Pero así como despertó simpatías y amores, también desató odios y rencores. Su papel en la Guerra Civil, en especial el episodio de Paracuellos del Jarama, donde fueron fusilados 2.500 militares franquistas cuando él era responsable de la defensa de Madrid, fue una mochila para toda la vida. Preguntado muchas veces por el sangriento hecho, siempre explicaba que el convoy que trasladaba a los presos fue asaltado por incontrolados y que su pecado fue no prevenir y evitar el ataque. Fue igual. Para la derecha montaraz y más recalcitrante siempre sería el asesino de Paracuellos.
Tras el conflicto bélico partió al exilio y erró por medio mundo hasta instalarse en París. En la década de los sesenta, cuando ya era secretario general del PCE, cargo que asumió en 1960 y no soltó hasta 1982, exteriorizó su distanciamiento de la URSS, y se alineó con el eurocomunismo, un comunismo democrático, que teorizó el italiano Enrico Berlinguer. Esta misma heterodoxia le animó a ser protagonista de la transición cuando muchos en su partido la descalificaban como maniobra de la burguesía para que nada cambiase.
Regresó a España en 1976, renunció a la bandera tricolor republicana, a ese modelo de Estado y reconoció a la Corona. El premio fue la legalización del partido. El castigo fue el varapalo en las urnas. Los comunistas se relamían ante la idea de recibir la recompensa ciudadana por su protagonismo antifranquista ante el silencio casi total de los socialistas. Pero no, el PSOE emergió como primera fuerza de la oposición tras la imparable UCD de Suárez, y el PCE cosechó apenas una veintena de diputados. La derrota le costó el puesto en 1982, y tres años más tarde, la expulsión del partido. A partir de entonces siguió ligado a la vida pública a través de libros, conferencias y presencia en los medios de comunicación. Hasta creó un pequeño partido, que enseguida se pasó con sus pocas armas y bagajes al PSOE. Él no.
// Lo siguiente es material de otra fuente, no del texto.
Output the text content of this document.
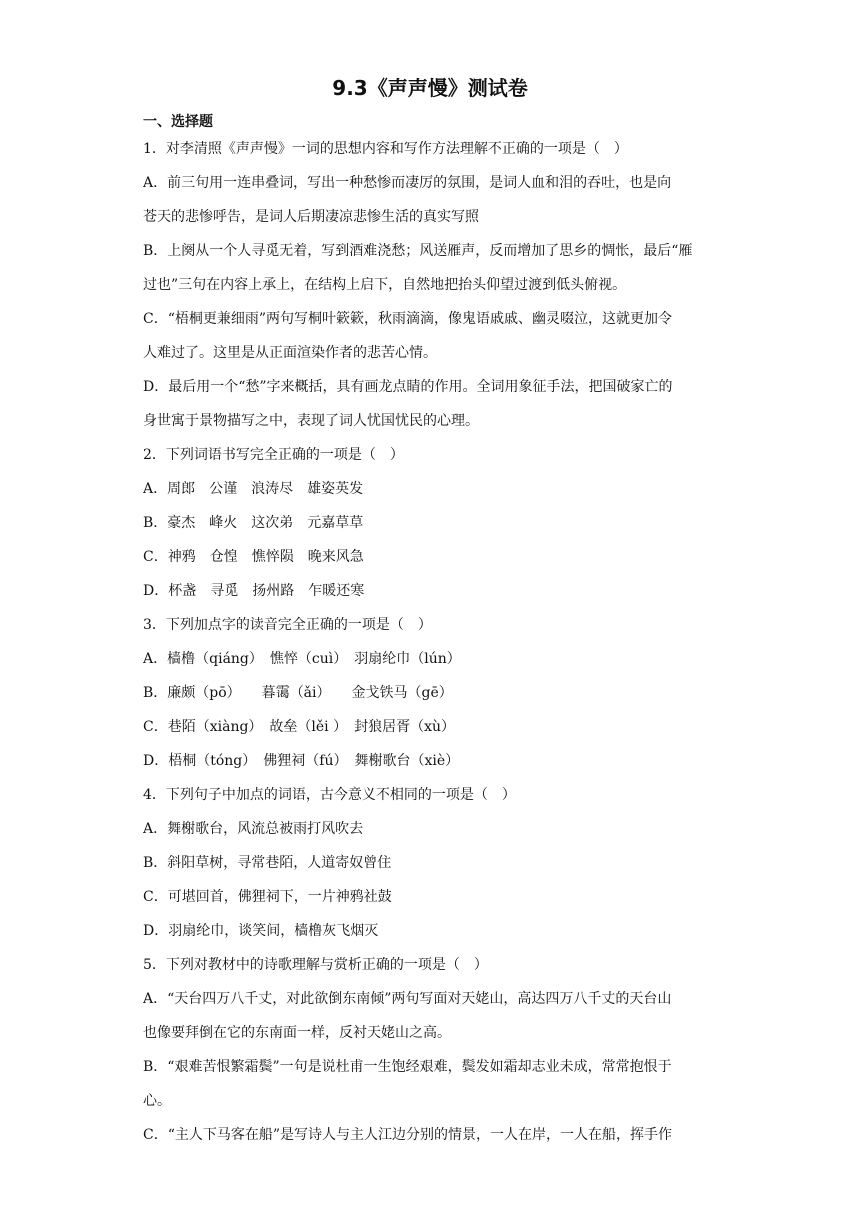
9.3《声声慢》测试卷
一、选择题
1．对李清照《声声慢》一词的思想内容和写作方法理解不正确的一项是（　）
A．前三句用一连串叠词，写出一种愁惨而凄厉的氛围，是词人血和泪的吞吐，也是向
苍天的悲惨呼告，是词人后期凄凉悲惨生活的真实写照
B．上阕从一个人寻觅无着，写到酒难浇愁；风送雁声，反而增加了思乡的惆怅，最后“雁
过也”三句在内容上承上，在结构上启下，自然地把抬头仰望过渡到低头俯视。
C．“梧桐更兼细雨”两句写桐叶簌簌，秋雨滴滴，像鬼语戚戚、幽灵啜泣，这就更加令
人难过了。这里是从正面渲染作者的悲苦心情。
D．最后用一个“愁”字来概括，具有画龙点睛的作用。全词用象征手法，把国破家亡的
身世寓于景物描写之中，表现了词人忧国忧民的心理。
2．下列词语书写完全正确的一项是（　）
A．周郎　公谨　浪涛尽　雄姿英发
B．豪杰　峰火　这次弟　元嘉草草
C．神鸦　仓惶　憔悴陨　晚来风急
D．杯盏　寻觅　扬州路　乍暖还寒
3．下列加点字的读音完全正确的一项是（　）
A．樯橹（qiáng）　憔悴（cuì）　羽扇纶巾（lún）
B．廉颇（pō）　　暮霭（ǎi）　　金戈铁马（gē）
C．巷陌（xiàng）　故垒（lěi ）　封狼居胥（xù）
D．梧桐（tóng）　佛狸祠（fú）　舞榭歌台（xiè）
4．下列句子中加点的词语，古今意义不相同的一项是（　）
A．舞榭歌台，风流总被雨打风吹去
B．斜阳草树，寻常巷陌，人道寄奴曾住
C．可堪回首，佛狸祠下，一片神鸦社鼓
D．羽扇纶巾，谈笑间，樯橹灰飞烟灭
5．下列对教材中的诗歌理解与赏析正确的一项是（　）
A．“天台四万八千丈，对此欲倒东南倾”两句写面对天姥山，高达四万八千丈的天台山
也像要拜倒在它的东南面一样，反衬天姥山之高。
B．“艰难苦恨繁霜鬓”一句是说杜甫一生饱经艰难，鬓发如霜却志业未成，常常抱恨于
心。
C．“主人下马客在船”是写诗人与主人江边分别的情景，一人在岸，一人在船，挥手作
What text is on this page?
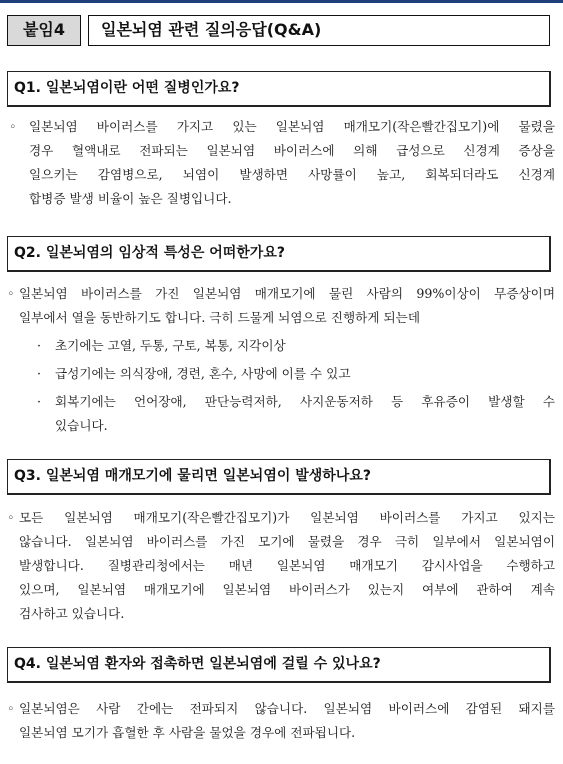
붙임4	일본뇌염 관련 질의응답(Q&A)
Q1. 일본뇌염이란 어떤 질병인가요?
◦ 일본뇌염 바이러스를 가지고 있는 일본뇌염 매개모기(작은빨간집모기)에 물렸을
경우 혈액내로 전파되는 일본뇌염 바이러스에 의해 급성으로 신경계 증상을
일으키는 감염병으로, 뇌염이 발생하면 사망률이 높고, 회복되더라도 신경계
합병증 발생 비율이 높은 질병입니다.
Q2. 일본뇌염의 임상적 특성은 어떠한가요?
◦ 일본뇌염 바이러스를 가진 일본뇌염 매개모기에 물린 사람의 99%이상이 무증상이며
일부에서 열을 동반하기도 합니다. 극히 드물게 뇌염으로 진행하게 되는데
· 초기에는 고열, 두통, 구토, 복통, 지각이상
· 급성기에는 의식장애, 경련, 혼수, 사망에 이를 수 있고
· 회복기에는 언어장애, 판단능력저하, 사지운동저하 등 후유증이 발생할 수
있습니다.
Q3. 일본뇌염 매개모기에 물리면 일본뇌염이 발생하나요?
◦ 모든 일본뇌염 매개모기(작은빨간집모기)가 일본뇌염 바이러스를 가지고 있지는
않습니다. 일본뇌염 바이러스를 가진 모기에 물렸을 경우 극히 일부에서 일본뇌염이
발생합니다. 질병관리청에서는 매년 일본뇌염 매개모기 감시사업을 수행하고
있으며, 일본뇌염 매개모기에 일본뇌염 바이러스가 있는지 여부에 관하여 계속
검사하고 있습니다.
Q4. 일본뇌염 환자와 접촉하면 일본뇌염에 걸릴 수 있나요?
◦ 일본뇌염은 사람 간에는 전파되지 않습니다. 일본뇌염 바이러스에 감염된 돼지를
일본뇌염 모기가 흡혈한 후 사람을 물었을 경우에 전파됩니다.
Acabó sus días considerándose comunista y republicano, pero con especial reconocimiento a la Monarquía porque en España «garantiza los mismos derechos» que una República. Si de algo se sentía satisfecho era de su contribución a la reconciliación entre españoles con «la esperanza» de que algún día se superará el trauma de las 'dos españas'.
«Si volviera a nacer -dijo en una de sus últimas apariciones públicas- no cambiaría una coma de lo que he hecho». «En lo esencial -reflexionó con su cigarrillo en la mano y sus gruesas gafas de miope- no tengo ningún problema de conciencia. Estoy satisfecho con mi vida».